Hi,
My English isn’t so good so feel free to ask me if there is anything unclear.
Thank you for your assistance always.
We found a problem that occurs when running the Deconvolution Layer on [Jetson Xavier NX + DLA].
(Deconvolution Layer corresponds to ConvTranspose in the case of ONNX.)
I did a test run of the Deconvolution Layer on DLA with the following configuration.
Input Shape : [1 x 32 x 16 x 16] @ NCHW.
Output Shape : [1 x 32 x 32 x 32] @ NCHW.
The weights and input data are all set to 1 for testing.
At this time, we found a problem that the output results are different between GPU and DLA.
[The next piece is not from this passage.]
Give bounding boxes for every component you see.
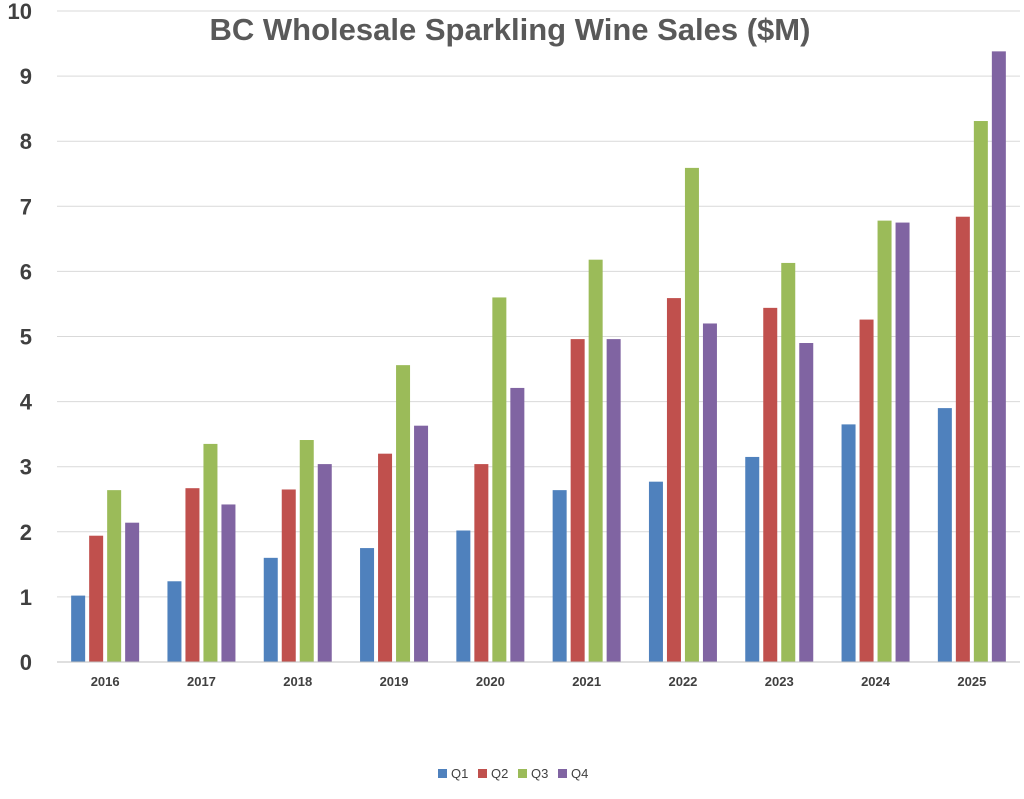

The following image shows some of the output values when run on the GPU.
All the values are set to 32, indicating that the Deconvolution Layer is correctly executed.
[Image1. Deconvolution Layer from GPU]
In contrast to this image, the following image shows a portion of the output values when run on DLA under the same conditions.
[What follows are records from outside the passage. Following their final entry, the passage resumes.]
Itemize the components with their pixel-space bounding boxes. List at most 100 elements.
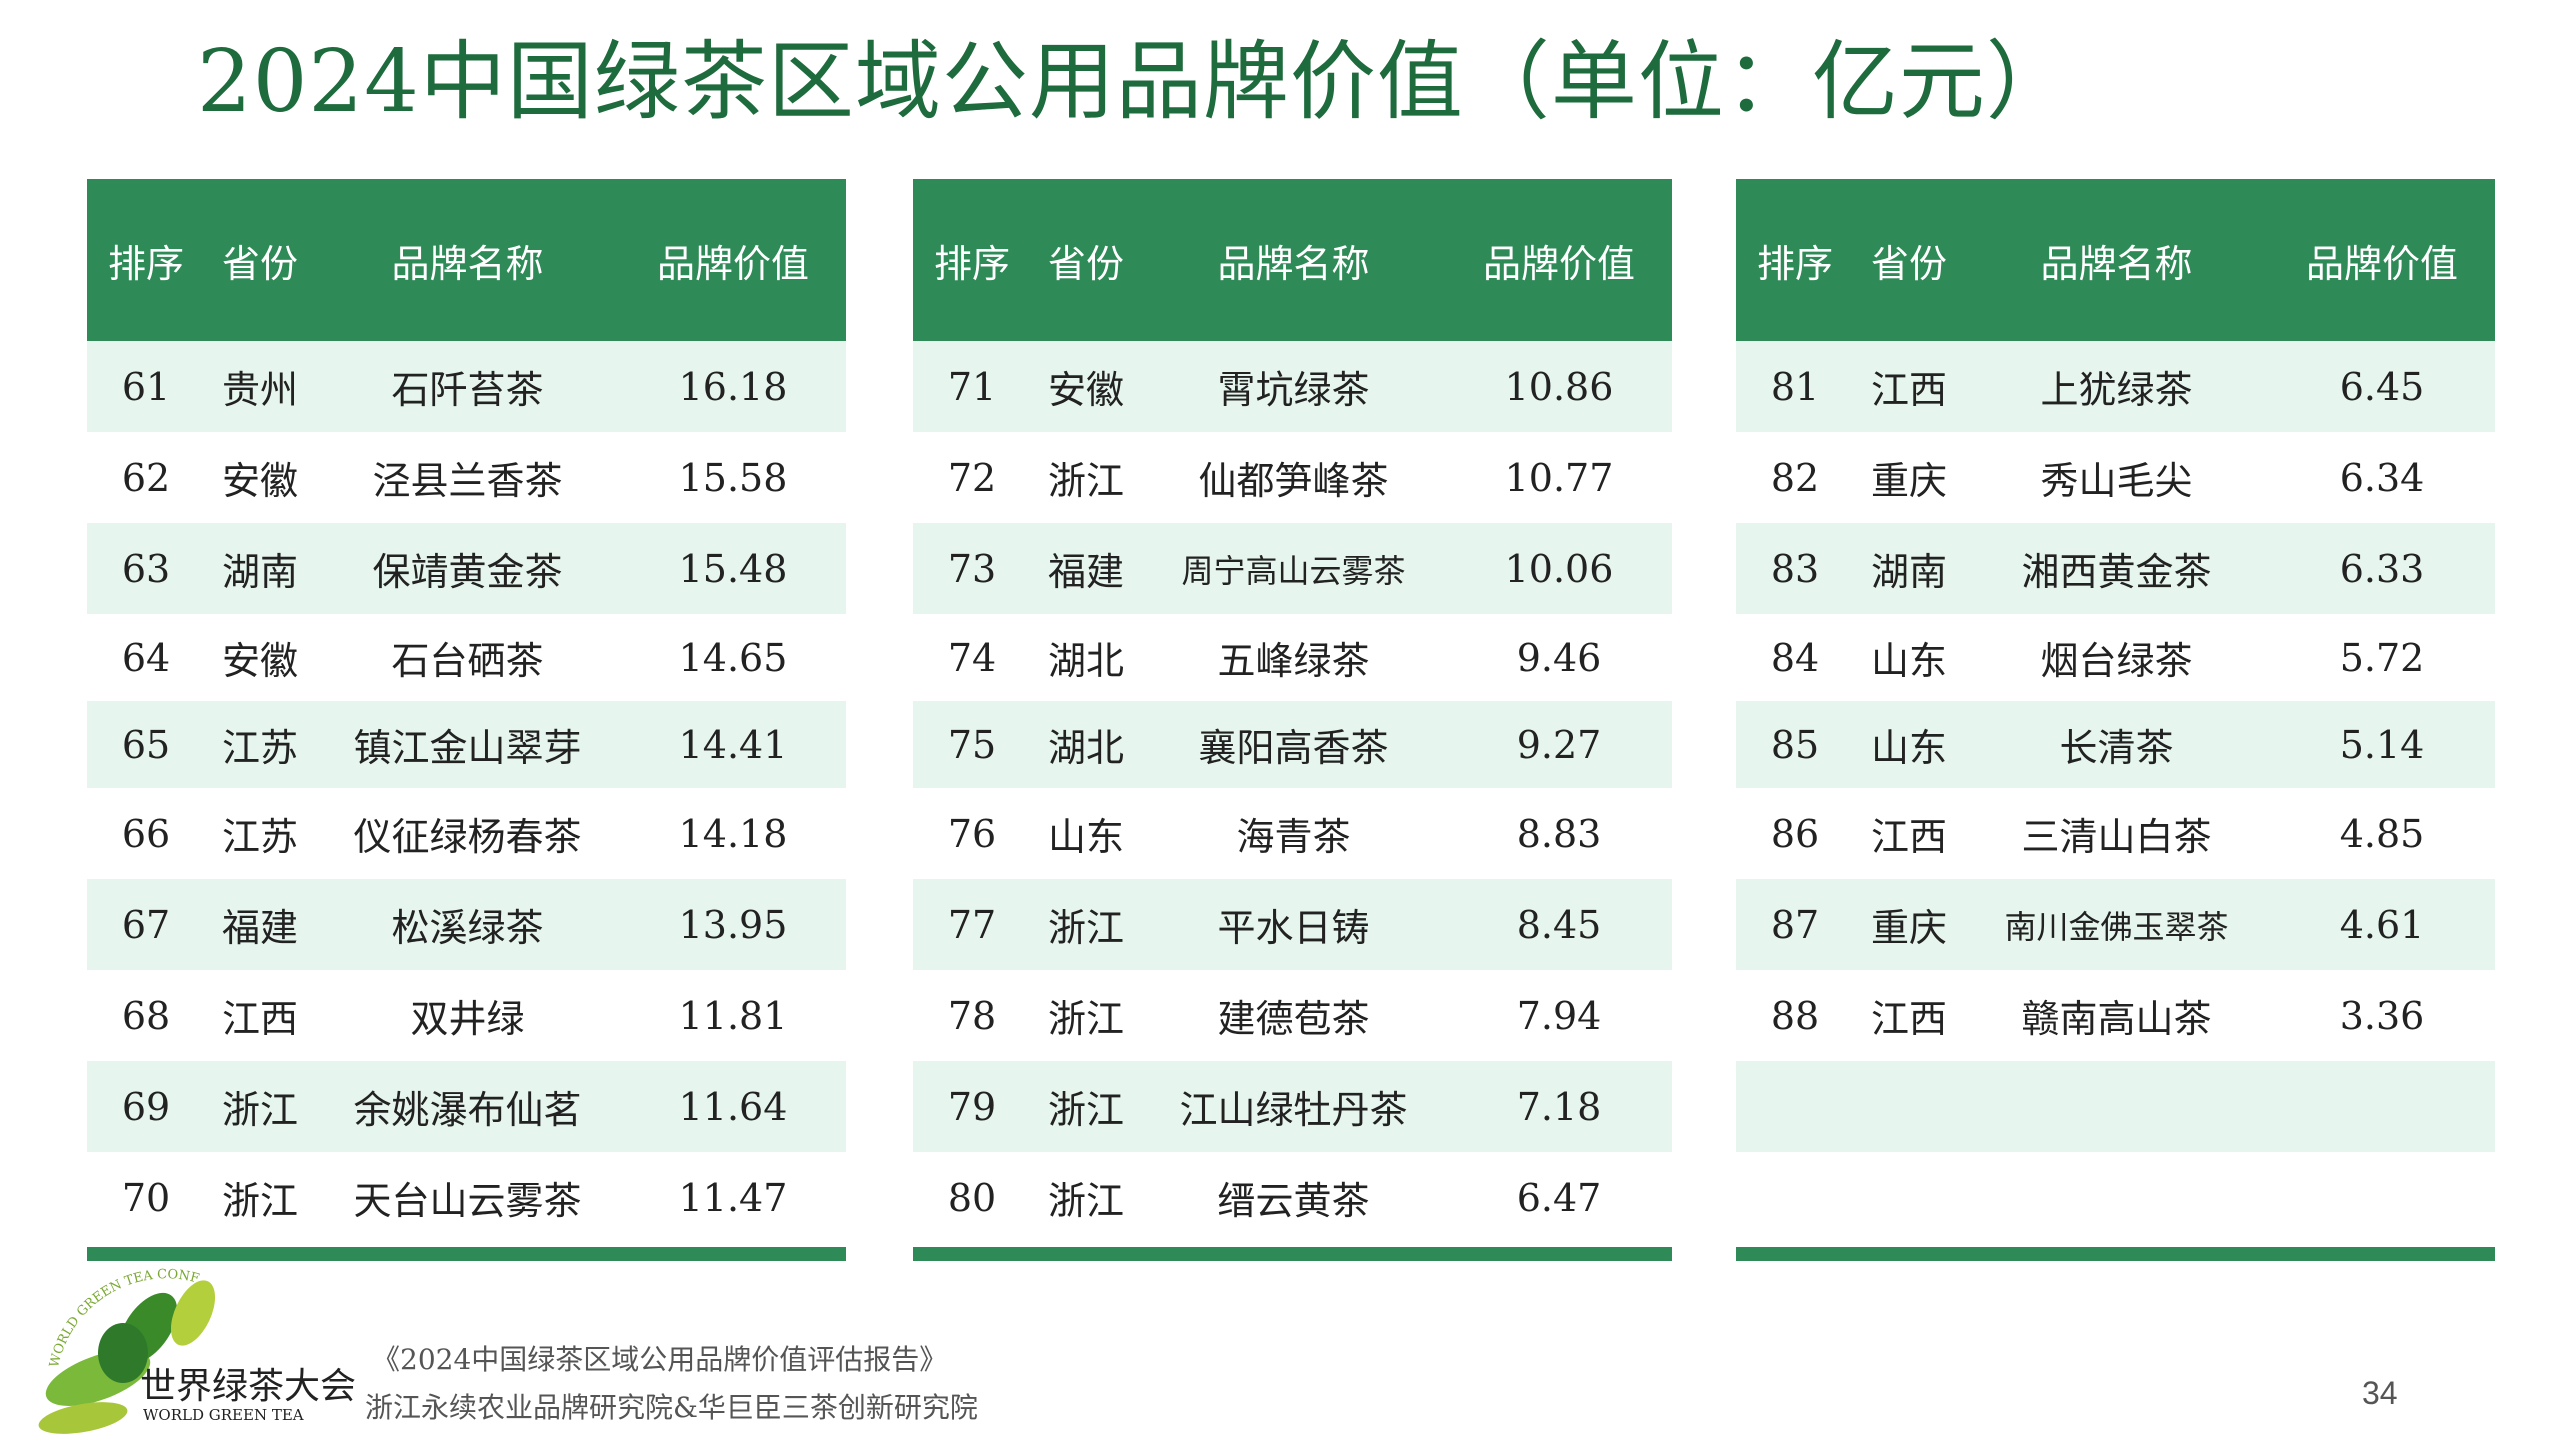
province-cell: 山东 bbox=[1870, 726, 1947, 770]
brand-name-cell: 仪征绿杨春茶 bbox=[353, 815, 582, 859]
table-bottom-bar bbox=[913, 1247, 1672, 1261]
table-bottom-bar bbox=[87, 1247, 846, 1261]
brand-value-cell: 11.47 bbox=[678, 1175, 788, 1220]
province-cell: 江西 bbox=[221, 997, 298, 1041]
rank-cell: 82 bbox=[1770, 455, 1820, 500]
brand-name-cell: 松溪绿茶 bbox=[391, 906, 544, 950]
rank-cell: 61 bbox=[121, 364, 171, 409]
brand-name-cell: 余姚瀑布仙茗 bbox=[353, 1088, 582, 1132]
province-cell: 江西 bbox=[1870, 997, 1947, 1041]
rank-cell: 69 bbox=[121, 1084, 171, 1129]
rank-cell: 78 bbox=[947, 993, 997, 1038]
brand-name-cell: 上犹绿茶 bbox=[2040, 368, 2193, 412]
province-cell: 江苏 bbox=[221, 815, 298, 859]
province-cell: 浙江 bbox=[221, 1088, 298, 1132]
province-cell: 山东 bbox=[1870, 639, 1947, 683]
table-row: 68 江西 双井绿 11.81 bbox=[87, 970, 846, 1061]
table-row: 81 江西 上犹绿茶 6.45 bbox=[1736, 341, 2495, 432]
brand-value-cell: 10.77 bbox=[1504, 455, 1614, 500]
table-row: 78 浙江 建德苞茶 7.94 bbox=[913, 970, 1672, 1061]
brand-name-cell: 周宁高山云雾茶 bbox=[1181, 551, 1406, 590]
table-row: 88 江西 赣南高山茶 3.36 bbox=[1736, 970, 2495, 1061]
table-bottom-bar bbox=[1736, 1247, 2495, 1261]
brand-value-cell: 6.45 bbox=[2339, 364, 2425, 409]
brand-name-cell: 南川金佛玉翠茶 bbox=[2004, 907, 2229, 946]
header-rank: 排序 bbox=[933, 241, 1010, 286]
header-province: 省份 bbox=[221, 241, 298, 286]
brand-value-cell: 6.47 bbox=[1516, 1175, 1602, 1220]
logo-cn-name: 世界绿茶大会 bbox=[140, 1366, 356, 1407]
rank-cell: 63 bbox=[121, 546, 171, 591]
table-row: 75 湖北 襄阳高香茶 9.27 bbox=[913, 701, 1672, 788]
rank-cell: 80 bbox=[947, 1175, 997, 1220]
brand-name-cell: 缙云黄茶 bbox=[1217, 1179, 1370, 1223]
rank-cell: 87 bbox=[1770, 902, 1820, 947]
rank-cell: 75 bbox=[947, 722, 997, 767]
rank-cell: 62 bbox=[121, 455, 171, 500]
brand-name-cell: 泾县兰香茶 bbox=[372, 459, 563, 503]
ranking-table: 排序 省份 品牌名称 品牌价值 61 贵州 石阡苔茶 16.18 62 安徽 泾县兰香茶 15.58 6… bbox=[87, 179, 846, 1261]
table-row: 70 浙江 天台山云雾茶 11.47 bbox=[87, 1152, 846, 1243]
brand-name-cell: 仙都笋峰茶 bbox=[1198, 459, 1389, 503]
brand-value-cell: 4.85 bbox=[2339, 811, 2425, 856]
logo-leaf-3 bbox=[170, 1280, 216, 1346]
province-cell: 安徽 bbox=[1047, 368, 1124, 412]
brand-value-cell: 5.72 bbox=[2339, 635, 2425, 680]
brand-name-cell: 五峰绿茶 bbox=[1217, 639, 1370, 683]
table-row: 79 浙江 江山绿牡丹茶 7.18 bbox=[913, 1061, 1672, 1152]
brand-name-cell: 霄坑绿茶 bbox=[1217, 368, 1370, 412]
table-row: 67 福建 松溪绿茶 13.95 bbox=[87, 879, 846, 970]
rank-cell: 86 bbox=[1770, 811, 1820, 856]
province-cell: 湖北 bbox=[1047, 726, 1124, 770]
brand-value-cell: 10.86 bbox=[1504, 364, 1614, 409]
brand-value-cell: 13.95 bbox=[678, 902, 788, 947]
rank-cell: 67 bbox=[121, 902, 171, 947]
header-province: 省份 bbox=[1047, 241, 1124, 286]
table-row: 83 湖南 湘西黄金茶 6.33 bbox=[1736, 523, 2495, 614]
brand-value-cell: 14.41 bbox=[678, 722, 788, 767]
brand-value-cell: 3.36 bbox=[2339, 993, 2425, 1038]
header-rank: 排序 bbox=[107, 241, 184, 286]
table-row: 73 福建 周宁高山云雾茶 10.06 bbox=[913, 523, 1672, 614]
brand-value-cell: 14.18 bbox=[678, 811, 788, 856]
province-cell: 山东 bbox=[1047, 815, 1124, 859]
brand-name-cell: 赣南高山茶 bbox=[2021, 997, 2212, 1041]
province-cell: 江西 bbox=[1870, 815, 1947, 859]
brand-name-cell: 石阡苔茶 bbox=[391, 368, 544, 412]
brand-name-cell: 烟台绿茶 bbox=[2040, 639, 2193, 683]
table-row: 87 重庆 南川金佛玉翠茶 4.61 bbox=[1736, 879, 2495, 970]
header-province: 省份 bbox=[1870, 241, 1947, 286]
province-cell: 浙江 bbox=[1047, 1179, 1124, 1223]
brand-value-cell: 14.65 bbox=[678, 635, 788, 680]
province-cell: 安徽 bbox=[221, 639, 298, 683]
report-citation: 《2024中国绿茶区域公用品牌价值评估报告》 bbox=[372, 1343, 948, 1376]
province-cell: 安徽 bbox=[221, 459, 298, 503]
header-brand: 品牌名称 bbox=[1217, 241, 1370, 286]
brand-name-cell: 镇江金山翠芽 bbox=[353, 726, 582, 770]
ranking-table: 排序 省份 品牌名称 品牌价值 71 安徽 霄坑绿茶 10.86 72 浙江 仙都笋峰茶 10.77 7… bbox=[913, 179, 1672, 1261]
rank-cell: 66 bbox=[121, 811, 171, 856]
rank-cell: 65 bbox=[121, 722, 171, 767]
province-cell: 江西 bbox=[1870, 368, 1947, 412]
rank-cell: 85 bbox=[1770, 722, 1820, 767]
world-green-tea-logo: WORLD GREEN TEA CONFERENCE 世界绿茶大会 WORLD … bbox=[28, 1258, 356, 1434]
header-brand: 品牌名称 bbox=[2040, 241, 2193, 286]
province-cell: 浙江 bbox=[1047, 906, 1124, 950]
brand-name-cell: 建德苞茶 bbox=[1217, 997, 1370, 1041]
province-cell: 浙江 bbox=[221, 1179, 298, 1223]
table-row: 71 安徽 霄坑绿茶 10.86 bbox=[913, 341, 1672, 432]
brand-name-cell: 平水日铸 bbox=[1217, 906, 1370, 950]
header-brand: 品牌名称 bbox=[391, 241, 544, 286]
rank-cell: 64 bbox=[121, 635, 171, 680]
table-row bbox=[1736, 1152, 2495, 1243]
province-cell: 重庆 bbox=[1870, 906, 1947, 950]
province-cell: 江苏 bbox=[221, 726, 298, 770]
brand-name-cell: 双井绿 bbox=[410, 997, 525, 1041]
brand-value-cell: 16.18 bbox=[678, 364, 788, 409]
table-header: 排序 省份 品牌名称 品牌价值 bbox=[87, 179, 846, 341]
table-row: 77 浙江 平水日铸 8.45 bbox=[913, 879, 1672, 970]
table-header: 排序 省份 品牌名称 品牌价值 bbox=[1736, 179, 2495, 341]
logo-leaf-5 bbox=[98, 1323, 148, 1383]
rank-cell: 68 bbox=[121, 993, 171, 1038]
brand-value-cell: 9.46 bbox=[1516, 635, 1602, 680]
You can see that the output values are different from those of the GPU.
Also, some of the output results are set to 0, which I think is not the correct behavior.
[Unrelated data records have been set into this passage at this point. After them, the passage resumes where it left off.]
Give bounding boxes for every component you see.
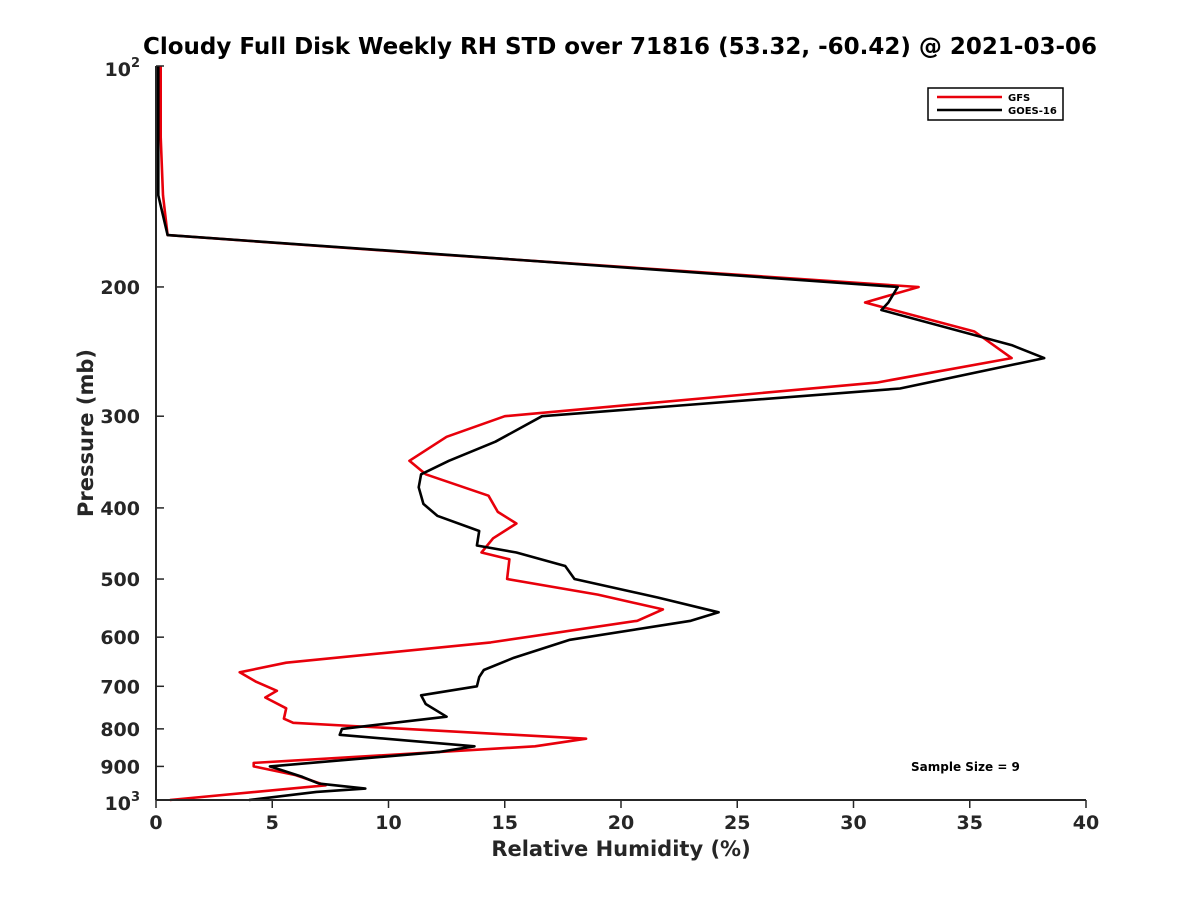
x-tick-label-1: 5 [266, 812, 279, 834]
series-line-gfs [159, 66, 1013, 802]
legend-label-gfs: GFS [1008, 93, 1030, 104]
x-tick-label-4: 20 [608, 812, 634, 834]
y-tick-top-base: 10 [105, 59, 131, 81]
sample-size-annotation: Sample Size = 9 [911, 760, 1020, 774]
legend: GFS GOES-16 [927, 87, 1064, 121]
legend-label-goes16: GOES-16 [1008, 106, 1057, 117]
x-ticks: 0 5 10 15 20 25 30 35 40 [149, 800, 1099, 834]
y-tick-bottom-base: 10 [105, 793, 131, 815]
y-tick-label-bottom: 103 [105, 790, 141, 815]
series-line-goes-16 [157, 66, 1046, 802]
x-tick-label-6: 30 [840, 812, 866, 834]
y-tick-label-900: 900 [100, 756, 140, 778]
x-tick-label-3: 15 [492, 812, 518, 834]
y-tick-label-200: 200 [100, 277, 140, 299]
y-tick-label-300: 300 [100, 406, 140, 428]
y-tick-label-600: 600 [100, 627, 140, 649]
y-tick-label-500: 500 [100, 569, 140, 591]
series-layer [157, 66, 1046, 802]
y-axis-label: Pressure (mb) [74, 349, 98, 517]
legend-box [927, 87, 1064, 121]
x-tick-label-2: 10 [375, 812, 401, 834]
y-tick-top-exp: 2 [131, 56, 140, 71]
y-tick-label-800: 800 [100, 719, 140, 741]
y-tick-label-400: 400 [100, 498, 140, 520]
x-axis-label: Relative Humidity (%) [491, 837, 750, 861]
chart-title: Cloudy Full Disk Weekly RH STD over 7181… [143, 34, 1097, 60]
y-tick-label-top: 102 [105, 56, 141, 81]
x-tick-label-7: 35 [957, 812, 983, 834]
x-tick-label-5: 25 [724, 812, 750, 834]
x-tick-label-0: 0 [149, 812, 162, 834]
y-tick-bottom-exp: 3 [131, 790, 140, 805]
y-tick-label-700: 700 [100, 676, 140, 698]
y-ticks: 200 300 400 500 600 700 800 900 [100, 65, 164, 801]
x-tick-label-8: 40 [1073, 812, 1099, 834]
[Image2. Deconvolution Layer from DLA]
There were no warning or error messages when running TensorRT.
The execution of TensorRT itself completes without any problem, but only the output results are different between GPU and DLA like this.
Is this a kind of bug?
Upload the ONNX model used in the test.
deconv_32x16x16.onnx (16.5 KB)
As a side note, I set the filter size of Deconvolution to 16, and this problem disappears.
(The output values are the same for GPU and DLA).
Input Shape : [1 x 32 x 16 x 16] @ NCHW.
Output Shape : [1 x 16 x 32 x 32] @ NCHW.Therefore, I think the problem is related to the filter size used for Deconvolution.
Sorry, I didn’t mean to go on so long.
Thank you in advance.
Regards,